One of the most striking things has been the ingenuity of Ukrainians to adapt and defend Ukraine.
Updated: Oct 14
Interview with Peter Frankopan, Professor of Global History, Director of the Oxford Centre for Byzantine Research and Senior Research Fellow at Worcester College, Oxford University.
What is your view on the latest developments in Ukraine? What do you think is Russia's ultimate objective in Ukraine?
One of the big problems is that Putin and the gang around him do not know their objectives in Ukraine – and certinaly not their ultimate objectives. The initial plan was clearly to subjugate the entire country and turn it into Belarus. This was based on a series of assumptions and spectacular misjudgments, but it had gone wrong within 72 hours. From that point, the landscape of the objective has kept moving, making the position both exceptionally dangerous and volatile. What is remarkable about Putin’s speech when he announced the annexation of four parts of Ukraine was that he more or less did not mention Ukraine at all: his long and rambling speech was about the West in the age of empires and slavery; about the Second World War and about the US being a malignant actor. So Russia’s objectives have turned into something that has nothing to do with Ukraine. That makes the coming weeks and months very difficult as it is unclear what Russia wants or thinks the problem is. From Putin’s speech, it would seem that Satanists, transgender people, and Anglo-Saxons are responsible for ruining the world. If he is right (in an alternative reality), how to fix this is not clear.
What can the West do more to help Ukraine?
I think the West is doing and has been doing a great deal since before the invasion started. I do not see any slow-down in the very profound support that has been given. While we talk a lot about the West propping up Ukraine, I think one of the most striking things since February has not just been the bravery and determination of the Ukrainian people but their ingenuity too to create, build, adapt and defend their country. The West can take some credit. But Ukraine is still standing because of its own people.
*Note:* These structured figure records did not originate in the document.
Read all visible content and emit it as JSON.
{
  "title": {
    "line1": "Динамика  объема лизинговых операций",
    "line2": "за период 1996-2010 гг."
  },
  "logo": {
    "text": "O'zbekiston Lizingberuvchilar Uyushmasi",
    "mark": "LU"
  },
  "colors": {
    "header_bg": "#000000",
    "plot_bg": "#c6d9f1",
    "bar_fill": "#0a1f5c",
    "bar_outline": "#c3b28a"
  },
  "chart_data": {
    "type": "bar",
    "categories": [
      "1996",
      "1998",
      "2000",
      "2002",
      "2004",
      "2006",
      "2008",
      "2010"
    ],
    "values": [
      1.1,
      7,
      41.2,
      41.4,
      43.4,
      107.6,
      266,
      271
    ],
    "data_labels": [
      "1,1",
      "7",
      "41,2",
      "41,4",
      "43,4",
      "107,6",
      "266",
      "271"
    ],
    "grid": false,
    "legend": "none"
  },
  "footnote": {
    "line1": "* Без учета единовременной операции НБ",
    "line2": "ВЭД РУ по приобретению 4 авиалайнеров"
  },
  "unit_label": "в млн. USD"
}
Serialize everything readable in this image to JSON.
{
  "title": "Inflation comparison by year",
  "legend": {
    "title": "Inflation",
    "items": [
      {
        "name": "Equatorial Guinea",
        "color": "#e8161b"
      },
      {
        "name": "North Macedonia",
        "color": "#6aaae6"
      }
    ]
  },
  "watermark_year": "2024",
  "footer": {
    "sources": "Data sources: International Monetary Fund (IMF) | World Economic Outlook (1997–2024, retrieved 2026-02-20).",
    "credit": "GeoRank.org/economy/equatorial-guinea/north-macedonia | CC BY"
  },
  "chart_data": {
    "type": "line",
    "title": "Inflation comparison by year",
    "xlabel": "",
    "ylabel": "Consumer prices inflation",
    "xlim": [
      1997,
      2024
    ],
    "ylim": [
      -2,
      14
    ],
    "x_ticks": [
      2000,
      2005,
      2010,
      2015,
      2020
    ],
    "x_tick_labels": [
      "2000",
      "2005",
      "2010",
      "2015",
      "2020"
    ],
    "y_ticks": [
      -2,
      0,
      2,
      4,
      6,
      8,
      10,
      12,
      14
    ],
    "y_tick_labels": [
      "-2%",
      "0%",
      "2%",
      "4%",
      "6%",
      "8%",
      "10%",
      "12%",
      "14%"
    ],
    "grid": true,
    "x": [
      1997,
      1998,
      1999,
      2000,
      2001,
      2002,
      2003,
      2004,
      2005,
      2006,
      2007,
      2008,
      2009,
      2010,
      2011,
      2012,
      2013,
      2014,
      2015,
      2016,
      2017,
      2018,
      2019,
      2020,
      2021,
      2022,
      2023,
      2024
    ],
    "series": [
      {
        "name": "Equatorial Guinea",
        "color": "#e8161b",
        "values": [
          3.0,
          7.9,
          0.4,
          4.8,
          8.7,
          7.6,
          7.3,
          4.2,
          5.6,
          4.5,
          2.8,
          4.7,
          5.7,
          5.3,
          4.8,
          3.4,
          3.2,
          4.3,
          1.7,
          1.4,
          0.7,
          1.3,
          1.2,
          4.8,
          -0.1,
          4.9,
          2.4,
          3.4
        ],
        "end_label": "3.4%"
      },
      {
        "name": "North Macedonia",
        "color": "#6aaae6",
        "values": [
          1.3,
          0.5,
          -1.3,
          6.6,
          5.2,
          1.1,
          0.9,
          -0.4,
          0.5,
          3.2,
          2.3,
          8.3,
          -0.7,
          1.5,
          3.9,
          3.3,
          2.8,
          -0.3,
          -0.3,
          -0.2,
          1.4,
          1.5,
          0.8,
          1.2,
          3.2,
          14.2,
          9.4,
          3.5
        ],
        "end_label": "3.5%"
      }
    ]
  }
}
What do you think are the highest risks for Ukraine right now, and how can Ukrainian leadership cope with them?
Putin and the Russian leadership are the most significant challenge. I cannot see any scope for negotiation or settlement, so escalation provides one significant risk; but combat, material and physical exhaustion is another – especially within Russia: at some point, the music stops, and it is very likely that risks will magnify when that happens. So I would be thinking carefully about managing that process by first understanding what it would involve.